The abstraction required by the design with which Constellations is presented is inherently unrelated to the time it passes through, and in this limitation it carries the necessity to overcome the design itself. The Constellation is implicitly infinite, even in the project proposed in Bologna, where it refers to a closed number of contacts (closed simply because of the extinction of all of the interlocutors involved), because its perfectibility is congenital to the very material from which knowledge is made. Indeed, the view of the network itself tends towards the clarification of its plastic capacity, but also its unreliability, subject as it is to the will not only of those who made it (and in this way define the terms of its temporary extension), but also those who read it.

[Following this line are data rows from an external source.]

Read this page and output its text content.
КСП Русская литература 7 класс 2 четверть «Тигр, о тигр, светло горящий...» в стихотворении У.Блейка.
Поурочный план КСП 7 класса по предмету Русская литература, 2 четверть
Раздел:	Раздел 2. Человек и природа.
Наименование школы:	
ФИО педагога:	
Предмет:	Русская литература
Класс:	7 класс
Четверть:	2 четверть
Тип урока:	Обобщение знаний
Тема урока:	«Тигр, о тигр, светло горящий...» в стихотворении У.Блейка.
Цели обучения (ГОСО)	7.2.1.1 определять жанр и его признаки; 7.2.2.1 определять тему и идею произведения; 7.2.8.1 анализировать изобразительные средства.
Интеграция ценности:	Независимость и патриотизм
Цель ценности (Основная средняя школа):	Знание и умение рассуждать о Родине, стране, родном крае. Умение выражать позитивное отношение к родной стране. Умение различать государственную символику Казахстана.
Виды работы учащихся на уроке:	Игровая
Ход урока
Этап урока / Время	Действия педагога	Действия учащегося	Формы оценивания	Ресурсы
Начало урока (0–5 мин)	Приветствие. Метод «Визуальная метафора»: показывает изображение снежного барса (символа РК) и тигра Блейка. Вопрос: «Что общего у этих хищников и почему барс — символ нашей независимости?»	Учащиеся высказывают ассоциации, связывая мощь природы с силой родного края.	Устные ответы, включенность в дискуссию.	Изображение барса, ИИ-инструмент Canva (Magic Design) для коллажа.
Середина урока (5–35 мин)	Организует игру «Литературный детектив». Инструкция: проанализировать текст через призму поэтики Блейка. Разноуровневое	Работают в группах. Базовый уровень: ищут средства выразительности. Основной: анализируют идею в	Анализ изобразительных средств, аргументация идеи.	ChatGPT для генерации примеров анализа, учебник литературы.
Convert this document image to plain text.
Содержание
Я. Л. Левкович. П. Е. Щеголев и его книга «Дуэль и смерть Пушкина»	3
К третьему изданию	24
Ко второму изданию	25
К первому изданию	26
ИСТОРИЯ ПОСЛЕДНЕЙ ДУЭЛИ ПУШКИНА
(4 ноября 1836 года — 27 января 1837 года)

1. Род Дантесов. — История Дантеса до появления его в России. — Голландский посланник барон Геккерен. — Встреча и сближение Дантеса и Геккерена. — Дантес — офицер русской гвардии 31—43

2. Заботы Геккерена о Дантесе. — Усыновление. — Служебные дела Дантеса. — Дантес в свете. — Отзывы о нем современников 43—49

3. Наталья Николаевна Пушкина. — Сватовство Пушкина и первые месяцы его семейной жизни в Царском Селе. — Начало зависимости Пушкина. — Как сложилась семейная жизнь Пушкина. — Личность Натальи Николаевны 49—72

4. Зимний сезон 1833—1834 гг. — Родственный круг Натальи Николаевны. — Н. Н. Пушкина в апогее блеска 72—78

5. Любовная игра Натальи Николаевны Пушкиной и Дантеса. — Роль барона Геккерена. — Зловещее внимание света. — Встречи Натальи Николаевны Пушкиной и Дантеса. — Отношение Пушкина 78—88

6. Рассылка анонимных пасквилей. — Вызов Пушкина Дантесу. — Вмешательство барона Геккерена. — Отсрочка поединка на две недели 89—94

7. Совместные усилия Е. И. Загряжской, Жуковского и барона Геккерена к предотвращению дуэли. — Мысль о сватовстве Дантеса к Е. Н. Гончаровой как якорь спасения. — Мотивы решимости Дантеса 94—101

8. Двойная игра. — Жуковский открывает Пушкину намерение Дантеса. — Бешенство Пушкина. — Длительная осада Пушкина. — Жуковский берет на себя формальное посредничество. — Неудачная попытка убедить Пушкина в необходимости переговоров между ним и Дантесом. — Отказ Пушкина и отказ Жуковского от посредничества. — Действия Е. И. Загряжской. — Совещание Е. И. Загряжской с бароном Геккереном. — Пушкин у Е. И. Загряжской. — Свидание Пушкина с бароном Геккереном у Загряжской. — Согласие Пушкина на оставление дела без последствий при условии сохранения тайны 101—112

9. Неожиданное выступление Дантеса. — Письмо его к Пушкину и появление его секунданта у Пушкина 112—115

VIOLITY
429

In this way Bianco-Valente assist in the radial multiplication of the traces, the shift of meaning that the transfer of information may take on, crossing languages and mediating itself in instruments, multiplying the chance factor represented by the cultural conditioning that composes the complexity of the transmitted data (in particular, the reference is to the project presented in Marrakesh in 2011). Their point of view, mobile and fallible, recalls the definition that Aby Warburg gave of himself as a “soul-seismograph to the meteorological divides of culture. … in order there to experience life in its polar tension between a pagan, instinctual nature cult and organised intelligence”.[vi]

Notes:
[i] Hannah Arendt, The Human Condition, Chicago 1958, p. 8.
[ii] Ivi, p. 52.
[iii] Cfr. Franco Farinelli, La crisi della ragione cartografica, Torino 2009.
[iv] Lorenza Pignatti, Mind the Map, Milano 2011, p. 24.
[v] Is the proposition 5.62, Ludwig Wittgenstein, Tractatus logico-philosophicus, 1922 (it. edited by A.G. Conte, Torino 1995, p. 89)
[vi] Aby Warburg, cited in J. L. Koerner (1997) ‘Paleface and Redskin’. The New Republic March 24, pp. 30-38 [Review of Warburg’s Images from the Region of the Pueblo Indians of North America].